Mark Zuckerberg ist heute einer der reichsten Menschen der Welt. Auf dem Weg dorthin halfen ihm Zielstrebigkeit und der Willens zum Erfolg –aber auch die Bereitschaft, alte Freunde zu vergraulen. So soll der Internetmilliardär die Idee für Facebook von seinen ehemaligen Kommilitonen Cameron und Tyler Winklevoss sowie Divya Narendra geklaut haben. Die drei verklagten ihn schon kurz nach der Gründung des sozialen Netzwerks. Doch davon ließ sich Zuckerberg nicht aufhalten. Jahre später einigte er sich mit ihnen auf einen Vergleich und zahlte mehrere Millionen Dollar.

Wer hoch hinaus will, muss die Ellenbogen ausfahren können. Über Jahre war das eine Art gesellschaftlicher Konsens. Wer nett ist, wird im Zweifel über den Tisch gezogen. Der Glaube, dass Menschen immer auch irgendwie „Arschloch“ sein müssen, um aufzusteigen, hält sich hartnäckig. Dabei dürften die wenigstens Chefs einer abgeschwächten Version von Frank Underwood, dem skrupellosen Politiker des Netflix-Dramas „House of Cards“, entsprechen.
Der amerikanische Bestsellerautor und ehemalige Marketing-Direktor von American Apparel, Ryan Holiday, hält wenig von der Behauptung, dass wer Karriere machen möchte vor allem, egoistisch und auf die Durchsetzung der eigenen Interessen bedacht sein muss. Im Gegenteil hält er diese Annahme für einen der „irreführendsten und destruktivsten Mythen der westlichen Kultur“. Ein großes Ego ist einer seiner Sicht eher hinderlich beim beruflichen Aufstieg. Dafür benennt er in einem Beitrag für das amerikanische Online-Portal „99u“ zwei Gründe.

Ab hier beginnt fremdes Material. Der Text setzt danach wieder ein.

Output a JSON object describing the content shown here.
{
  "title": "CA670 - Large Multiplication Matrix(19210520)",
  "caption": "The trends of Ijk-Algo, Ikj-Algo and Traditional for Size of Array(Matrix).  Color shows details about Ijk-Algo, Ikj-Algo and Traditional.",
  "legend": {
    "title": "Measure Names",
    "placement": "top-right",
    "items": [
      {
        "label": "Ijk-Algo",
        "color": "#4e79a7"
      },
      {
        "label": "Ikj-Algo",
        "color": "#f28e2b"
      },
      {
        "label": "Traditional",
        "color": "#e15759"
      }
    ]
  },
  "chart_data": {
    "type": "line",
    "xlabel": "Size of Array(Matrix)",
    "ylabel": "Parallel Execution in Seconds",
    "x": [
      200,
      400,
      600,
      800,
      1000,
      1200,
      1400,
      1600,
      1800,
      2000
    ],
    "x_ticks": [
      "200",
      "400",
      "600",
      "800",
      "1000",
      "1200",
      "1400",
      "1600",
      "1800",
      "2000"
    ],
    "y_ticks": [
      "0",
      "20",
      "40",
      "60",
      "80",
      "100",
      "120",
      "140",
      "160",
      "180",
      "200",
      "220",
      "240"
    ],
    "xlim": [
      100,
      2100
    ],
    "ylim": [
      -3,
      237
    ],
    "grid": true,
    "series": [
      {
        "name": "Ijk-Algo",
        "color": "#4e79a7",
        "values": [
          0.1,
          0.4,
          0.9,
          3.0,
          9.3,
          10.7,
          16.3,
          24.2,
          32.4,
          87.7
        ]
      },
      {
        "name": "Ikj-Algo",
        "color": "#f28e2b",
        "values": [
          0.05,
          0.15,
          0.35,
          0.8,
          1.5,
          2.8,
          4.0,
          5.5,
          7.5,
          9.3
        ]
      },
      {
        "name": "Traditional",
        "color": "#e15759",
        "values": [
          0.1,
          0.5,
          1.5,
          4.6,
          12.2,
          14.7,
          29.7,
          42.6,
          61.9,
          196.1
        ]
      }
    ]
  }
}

Die Chef-Checkliste zur sozialen Kompetenz

Erstens verhindere ein stark ausgeprägtes Ego, die Welt um uns herum richtig wahrzunehmen und mit ihr in Kontakt zu treten. Wer sich nur auf sich selbst konzentriert verpasse die Möglichkeit von anderen zu lernen und die eigene Kreativität zu beflügeln. Außerdem führe das Ego zu einem Mangel an Empathie, der es schwierig mache, Mitarbeiter vom eigenen Führungsstil und den Entscheidungen zu überzeugen.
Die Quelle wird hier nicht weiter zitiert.